Seven dead as army plane crashes into house
An army plane slammed into an apartment building in an upmarket neighbourhood of Ecuador's mountainous capital, killing five people aboard the aircraft and two more on the ground.
The plane grazed a house before ploughing into the four-storey building in Quito yesterday, sending black smoke into the evening sky and filling a garden with the aircraft's wreckage.
Witness Eric Samson said a thick mist shrouded the neighbourhood at the time, though the cause of the crash was unknown.
"It was horrible. I heard the plane flying very low, then I heard the explosion," neighbour Camille Avfert said. "We ran out on to the street and saw fire."
Quito fire chief Atahualpa Sanchez said emergency crews recovered the victims' badly burned bodies, while rescuers evacuated injured people.
The army said three soldiers on the plane died: the pilot, a major; the co-pilot, a lieutenant; and the mechanic. In a statement, it said the pilot's wife and son were also killed.
The Red Cross reported that two more people on the ground died, including a woman identified as Elena Reascos, the mother of a nine-year-old boy.

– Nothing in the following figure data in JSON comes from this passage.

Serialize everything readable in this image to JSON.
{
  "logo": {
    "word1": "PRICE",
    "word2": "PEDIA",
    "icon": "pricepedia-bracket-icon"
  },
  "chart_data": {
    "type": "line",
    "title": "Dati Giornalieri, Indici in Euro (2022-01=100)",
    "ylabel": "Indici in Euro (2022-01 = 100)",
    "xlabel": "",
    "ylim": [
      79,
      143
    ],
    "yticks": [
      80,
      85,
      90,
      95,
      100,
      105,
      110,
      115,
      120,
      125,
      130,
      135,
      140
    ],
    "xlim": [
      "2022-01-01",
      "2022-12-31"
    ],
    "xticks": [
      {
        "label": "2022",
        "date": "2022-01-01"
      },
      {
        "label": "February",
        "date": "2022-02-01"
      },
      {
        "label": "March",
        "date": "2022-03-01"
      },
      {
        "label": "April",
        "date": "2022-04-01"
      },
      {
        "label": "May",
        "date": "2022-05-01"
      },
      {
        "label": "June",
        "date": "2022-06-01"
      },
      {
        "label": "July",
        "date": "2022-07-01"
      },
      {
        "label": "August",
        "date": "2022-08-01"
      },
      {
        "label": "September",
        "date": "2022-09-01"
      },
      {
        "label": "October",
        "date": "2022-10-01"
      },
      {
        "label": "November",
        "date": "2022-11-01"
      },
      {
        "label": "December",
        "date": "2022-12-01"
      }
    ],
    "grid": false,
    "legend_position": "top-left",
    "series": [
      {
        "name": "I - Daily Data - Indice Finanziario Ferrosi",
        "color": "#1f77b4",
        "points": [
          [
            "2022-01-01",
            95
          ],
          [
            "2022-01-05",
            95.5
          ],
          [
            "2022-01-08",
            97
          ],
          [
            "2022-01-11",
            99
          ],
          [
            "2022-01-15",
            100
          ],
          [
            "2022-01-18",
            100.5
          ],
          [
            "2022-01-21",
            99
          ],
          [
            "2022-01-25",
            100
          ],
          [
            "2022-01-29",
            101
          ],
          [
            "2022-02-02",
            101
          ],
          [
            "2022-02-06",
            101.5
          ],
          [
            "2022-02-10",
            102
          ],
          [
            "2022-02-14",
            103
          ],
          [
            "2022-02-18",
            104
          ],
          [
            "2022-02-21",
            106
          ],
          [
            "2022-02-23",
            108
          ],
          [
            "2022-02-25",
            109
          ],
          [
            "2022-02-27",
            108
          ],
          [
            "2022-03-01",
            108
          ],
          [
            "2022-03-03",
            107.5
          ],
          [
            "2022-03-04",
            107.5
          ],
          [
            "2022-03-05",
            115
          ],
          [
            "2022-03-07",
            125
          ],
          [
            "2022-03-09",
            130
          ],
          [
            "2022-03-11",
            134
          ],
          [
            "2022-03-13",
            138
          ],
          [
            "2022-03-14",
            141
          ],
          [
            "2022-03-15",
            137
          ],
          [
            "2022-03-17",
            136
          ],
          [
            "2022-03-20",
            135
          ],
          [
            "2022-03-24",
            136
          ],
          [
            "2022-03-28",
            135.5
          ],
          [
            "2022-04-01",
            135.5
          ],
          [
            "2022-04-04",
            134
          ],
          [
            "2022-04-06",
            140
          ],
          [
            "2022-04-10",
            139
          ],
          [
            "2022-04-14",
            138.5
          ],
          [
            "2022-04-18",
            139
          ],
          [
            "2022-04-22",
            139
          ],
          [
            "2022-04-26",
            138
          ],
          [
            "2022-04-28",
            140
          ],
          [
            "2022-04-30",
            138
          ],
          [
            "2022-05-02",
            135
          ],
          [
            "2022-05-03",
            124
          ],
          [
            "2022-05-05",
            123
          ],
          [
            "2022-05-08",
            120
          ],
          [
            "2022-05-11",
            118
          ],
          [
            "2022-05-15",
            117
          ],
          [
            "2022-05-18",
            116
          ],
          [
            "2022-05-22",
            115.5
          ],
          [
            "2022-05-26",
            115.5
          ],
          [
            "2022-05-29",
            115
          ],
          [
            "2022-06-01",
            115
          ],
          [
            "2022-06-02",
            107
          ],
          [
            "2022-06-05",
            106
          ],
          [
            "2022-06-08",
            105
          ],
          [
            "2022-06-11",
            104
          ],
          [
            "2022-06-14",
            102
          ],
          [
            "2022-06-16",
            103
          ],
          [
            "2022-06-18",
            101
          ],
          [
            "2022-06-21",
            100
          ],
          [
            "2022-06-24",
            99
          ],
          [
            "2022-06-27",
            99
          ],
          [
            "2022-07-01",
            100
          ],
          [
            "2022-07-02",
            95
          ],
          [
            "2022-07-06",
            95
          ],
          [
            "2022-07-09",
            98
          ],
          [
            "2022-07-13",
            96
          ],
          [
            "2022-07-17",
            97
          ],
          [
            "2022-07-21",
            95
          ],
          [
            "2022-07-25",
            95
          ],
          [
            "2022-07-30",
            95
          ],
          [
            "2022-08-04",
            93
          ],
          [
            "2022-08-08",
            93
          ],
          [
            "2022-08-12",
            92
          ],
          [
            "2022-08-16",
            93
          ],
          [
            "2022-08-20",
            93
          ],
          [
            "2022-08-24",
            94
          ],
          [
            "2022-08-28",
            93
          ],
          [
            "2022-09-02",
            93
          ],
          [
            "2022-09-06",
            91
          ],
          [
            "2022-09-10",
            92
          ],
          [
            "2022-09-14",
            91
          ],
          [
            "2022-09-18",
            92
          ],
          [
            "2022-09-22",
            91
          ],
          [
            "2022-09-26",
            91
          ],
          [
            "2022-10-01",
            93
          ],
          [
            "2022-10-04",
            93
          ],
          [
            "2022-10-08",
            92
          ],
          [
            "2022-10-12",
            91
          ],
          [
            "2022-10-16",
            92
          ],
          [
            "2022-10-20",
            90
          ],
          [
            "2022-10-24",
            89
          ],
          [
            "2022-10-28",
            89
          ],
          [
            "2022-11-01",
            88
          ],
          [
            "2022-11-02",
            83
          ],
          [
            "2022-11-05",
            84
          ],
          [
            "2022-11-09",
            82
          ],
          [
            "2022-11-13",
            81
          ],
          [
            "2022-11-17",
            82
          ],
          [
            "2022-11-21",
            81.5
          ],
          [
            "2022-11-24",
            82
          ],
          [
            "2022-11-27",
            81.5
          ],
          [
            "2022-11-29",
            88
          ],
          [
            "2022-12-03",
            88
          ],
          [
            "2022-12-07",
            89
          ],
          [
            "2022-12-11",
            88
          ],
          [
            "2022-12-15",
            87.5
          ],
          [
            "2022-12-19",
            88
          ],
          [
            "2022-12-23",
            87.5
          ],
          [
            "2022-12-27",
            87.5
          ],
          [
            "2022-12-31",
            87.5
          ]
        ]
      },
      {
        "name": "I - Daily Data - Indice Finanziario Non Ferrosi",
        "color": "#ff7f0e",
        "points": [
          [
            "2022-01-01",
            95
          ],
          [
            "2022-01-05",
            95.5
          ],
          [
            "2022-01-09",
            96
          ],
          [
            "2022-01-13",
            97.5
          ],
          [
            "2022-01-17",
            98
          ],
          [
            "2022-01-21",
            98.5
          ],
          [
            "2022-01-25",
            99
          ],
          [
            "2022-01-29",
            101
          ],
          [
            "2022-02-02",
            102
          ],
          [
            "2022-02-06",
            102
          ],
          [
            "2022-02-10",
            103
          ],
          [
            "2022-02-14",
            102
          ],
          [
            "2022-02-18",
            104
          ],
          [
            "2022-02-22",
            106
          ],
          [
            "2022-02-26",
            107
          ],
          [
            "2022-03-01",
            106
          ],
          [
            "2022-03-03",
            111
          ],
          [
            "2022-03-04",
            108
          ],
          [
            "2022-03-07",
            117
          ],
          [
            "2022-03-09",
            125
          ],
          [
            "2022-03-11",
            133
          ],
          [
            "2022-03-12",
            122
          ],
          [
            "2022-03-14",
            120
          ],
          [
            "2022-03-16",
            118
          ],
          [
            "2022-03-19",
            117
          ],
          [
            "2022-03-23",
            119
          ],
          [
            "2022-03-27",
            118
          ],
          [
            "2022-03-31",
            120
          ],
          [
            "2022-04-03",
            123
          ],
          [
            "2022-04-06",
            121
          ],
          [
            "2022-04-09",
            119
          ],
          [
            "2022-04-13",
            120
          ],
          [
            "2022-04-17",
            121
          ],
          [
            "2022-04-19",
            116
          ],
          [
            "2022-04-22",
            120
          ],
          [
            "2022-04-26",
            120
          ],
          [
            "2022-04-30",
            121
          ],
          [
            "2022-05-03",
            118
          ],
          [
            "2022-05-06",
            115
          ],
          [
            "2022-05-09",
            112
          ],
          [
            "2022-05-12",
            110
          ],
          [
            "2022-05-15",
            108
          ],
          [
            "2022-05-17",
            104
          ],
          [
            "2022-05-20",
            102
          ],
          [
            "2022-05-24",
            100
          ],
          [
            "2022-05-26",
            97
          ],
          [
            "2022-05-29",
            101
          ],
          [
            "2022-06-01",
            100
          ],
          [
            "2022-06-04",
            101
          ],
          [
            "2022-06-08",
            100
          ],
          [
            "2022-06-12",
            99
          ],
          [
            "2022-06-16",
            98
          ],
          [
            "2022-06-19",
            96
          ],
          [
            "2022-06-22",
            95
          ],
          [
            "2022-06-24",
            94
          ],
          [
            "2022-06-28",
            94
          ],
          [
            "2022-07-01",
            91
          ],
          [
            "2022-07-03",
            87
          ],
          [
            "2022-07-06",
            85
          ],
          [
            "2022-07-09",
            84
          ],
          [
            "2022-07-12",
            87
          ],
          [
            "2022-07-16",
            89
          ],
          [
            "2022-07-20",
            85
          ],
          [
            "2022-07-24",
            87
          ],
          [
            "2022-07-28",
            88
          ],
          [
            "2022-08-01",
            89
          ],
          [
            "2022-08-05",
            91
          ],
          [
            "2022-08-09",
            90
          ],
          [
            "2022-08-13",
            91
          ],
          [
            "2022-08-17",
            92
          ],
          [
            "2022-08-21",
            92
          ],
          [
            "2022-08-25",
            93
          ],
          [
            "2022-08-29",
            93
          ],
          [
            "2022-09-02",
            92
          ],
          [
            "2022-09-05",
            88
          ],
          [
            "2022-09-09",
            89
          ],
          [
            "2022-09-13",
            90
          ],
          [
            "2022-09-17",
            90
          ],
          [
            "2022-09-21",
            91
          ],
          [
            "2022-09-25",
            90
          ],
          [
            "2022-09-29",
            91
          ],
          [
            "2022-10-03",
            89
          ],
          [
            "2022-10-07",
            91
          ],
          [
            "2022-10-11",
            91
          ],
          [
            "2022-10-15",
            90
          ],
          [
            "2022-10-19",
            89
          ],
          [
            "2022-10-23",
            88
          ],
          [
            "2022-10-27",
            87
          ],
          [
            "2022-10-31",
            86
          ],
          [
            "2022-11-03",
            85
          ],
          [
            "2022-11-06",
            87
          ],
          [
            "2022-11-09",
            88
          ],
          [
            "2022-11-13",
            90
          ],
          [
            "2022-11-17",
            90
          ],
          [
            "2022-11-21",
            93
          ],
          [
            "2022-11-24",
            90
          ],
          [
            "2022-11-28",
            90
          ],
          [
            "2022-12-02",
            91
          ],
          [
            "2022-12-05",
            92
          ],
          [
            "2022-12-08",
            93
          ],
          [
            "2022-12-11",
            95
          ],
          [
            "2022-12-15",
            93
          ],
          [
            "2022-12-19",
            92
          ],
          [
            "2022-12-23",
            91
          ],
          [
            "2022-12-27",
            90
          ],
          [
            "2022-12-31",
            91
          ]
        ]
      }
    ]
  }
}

"I was with my mother in the house when I heard something crash and there was an explosion," the boy, Said Arguello, said earlier.
"The flames were everywhere. I couldn't get out of my room and the firefighters rescued me."
Red Cross official Henry Ochoa told broadcaster Ecuavisa that seven bodies had been found, but "there may be another person or more underneath the fuselage".
Defence minister Javier Ponce said the US-made Beechcraft army plane was on a training run when it crashed at about 5.30pm local time (10.30pm Irish time) as it approached Quito's airport from Manta, 160 miles to the south east.
The aircraft went down about 2.5 miles from the airport on a street where four other planes crashed during the 1990s.
Gonzalez Suarez Avenue, with luxurious buildings up to 15 storeys tall, is along the path of descending planes as they prepare to land in Quito.
The north-side neighbourhood is also home to the US ambassador's residence, though the crash occurred some distance away and an embassy spokeswoman said the ambassador was not hurt.
Ecuador's president Rafael Correa visited the site to learn details of the crash.